# Admissible subcategories of $D^b(\mathbb{P}^n)$

Recall that a triangulated subcategory $\mathcal{A}$ of a triangulated category $\mathcal{B}$ is called admissible if the inclusion functor has both left and right adjoints.

Is it true that all admissible subcategories of $D^b(\mathbb{P}^n_k)$ (the bounded derived category of coherent sheaves on $\mathbb{P}^n_k$, for a field $k$) are generated by exceptional collections?

Perhaps the right setting for the question is to consider admissible subcategories $\mathcal{A}$ of a $k$-linear triangulated category $\mathcal{B}$ generated by a (strong) exceptional collection rather than just $D^b(\mathbb{P}^n_k)$.
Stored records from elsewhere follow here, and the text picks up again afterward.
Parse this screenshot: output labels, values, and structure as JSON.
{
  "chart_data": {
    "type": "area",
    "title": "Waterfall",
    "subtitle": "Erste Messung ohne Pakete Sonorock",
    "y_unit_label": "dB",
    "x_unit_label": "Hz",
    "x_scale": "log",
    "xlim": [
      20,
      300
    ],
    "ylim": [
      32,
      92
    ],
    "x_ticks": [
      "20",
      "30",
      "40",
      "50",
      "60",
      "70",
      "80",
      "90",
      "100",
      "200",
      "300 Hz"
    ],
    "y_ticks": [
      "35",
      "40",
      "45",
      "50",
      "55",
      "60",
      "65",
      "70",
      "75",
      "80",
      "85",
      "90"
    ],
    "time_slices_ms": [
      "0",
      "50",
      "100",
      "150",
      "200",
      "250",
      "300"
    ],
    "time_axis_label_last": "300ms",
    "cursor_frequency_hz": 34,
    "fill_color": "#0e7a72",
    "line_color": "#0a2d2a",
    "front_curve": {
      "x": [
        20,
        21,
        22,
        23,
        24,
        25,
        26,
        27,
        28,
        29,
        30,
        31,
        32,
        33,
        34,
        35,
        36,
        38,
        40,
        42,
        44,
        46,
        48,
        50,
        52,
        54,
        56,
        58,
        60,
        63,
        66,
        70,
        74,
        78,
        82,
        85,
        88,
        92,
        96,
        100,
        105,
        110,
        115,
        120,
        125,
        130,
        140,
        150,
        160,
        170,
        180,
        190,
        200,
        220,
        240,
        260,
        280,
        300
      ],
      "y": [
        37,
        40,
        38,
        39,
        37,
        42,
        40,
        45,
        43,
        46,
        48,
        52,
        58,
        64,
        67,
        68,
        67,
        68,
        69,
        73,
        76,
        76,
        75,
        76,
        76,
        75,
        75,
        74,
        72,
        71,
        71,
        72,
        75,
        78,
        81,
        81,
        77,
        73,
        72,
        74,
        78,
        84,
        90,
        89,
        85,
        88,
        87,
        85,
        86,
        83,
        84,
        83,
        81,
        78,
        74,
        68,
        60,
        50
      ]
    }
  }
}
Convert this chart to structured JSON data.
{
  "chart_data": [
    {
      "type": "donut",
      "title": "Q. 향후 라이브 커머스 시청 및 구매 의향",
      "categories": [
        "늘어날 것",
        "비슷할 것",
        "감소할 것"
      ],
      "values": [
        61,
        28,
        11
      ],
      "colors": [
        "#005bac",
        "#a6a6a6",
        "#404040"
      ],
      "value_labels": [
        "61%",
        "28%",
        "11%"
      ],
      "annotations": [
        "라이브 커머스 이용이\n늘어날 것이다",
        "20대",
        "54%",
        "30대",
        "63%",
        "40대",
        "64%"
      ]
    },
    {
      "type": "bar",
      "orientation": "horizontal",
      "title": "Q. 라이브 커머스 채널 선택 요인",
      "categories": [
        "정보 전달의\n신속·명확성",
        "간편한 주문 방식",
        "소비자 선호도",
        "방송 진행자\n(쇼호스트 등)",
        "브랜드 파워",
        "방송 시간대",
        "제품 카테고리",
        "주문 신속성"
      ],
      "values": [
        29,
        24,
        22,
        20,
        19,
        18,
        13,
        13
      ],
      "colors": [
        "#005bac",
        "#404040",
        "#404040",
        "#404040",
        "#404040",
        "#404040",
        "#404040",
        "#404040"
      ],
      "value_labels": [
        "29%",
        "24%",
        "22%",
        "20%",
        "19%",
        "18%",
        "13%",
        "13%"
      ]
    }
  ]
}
• This is definitely not true for a category generated by an exceptional collection (without strongness assumption though): an elementary geometric counterexample can be found in the paper arxiv.org/abs/1304.0903 Nov 9, 2013 at 20:04
• @AntonFonarev: Thanks a lot for the reference.
– naf
Nov 10, 2013 at 6:46
• For $n=1$ this is folklore, whilst for $n=2$ it was settled last year by Pirozhkov in arxiv.org/abs/2006.07643. For $n\geq 3$ it's open. If @naf thinks this should be an accepted answer I can turn this comment into an answer. Apr 9, 2021 at 13:22
• @pbelmans: Thanks, and yes, I'd be happy to accept this as an answer.
– naf
Apr 9, 2021 at 13:47

For $$n=1$$ this is folklore (it is I think a pleasant exercise using global dimension 1 and the description of coherent sheaves on curves), whilst for $$n=2$$ it was settled last year by Pirozhkov in his preprint Admissible subcategories of del Pezzo surfaces. He also gives the analogous statement for del Pezzo surfaces.
For $$n\geq 3$$ it's still open as far as I know.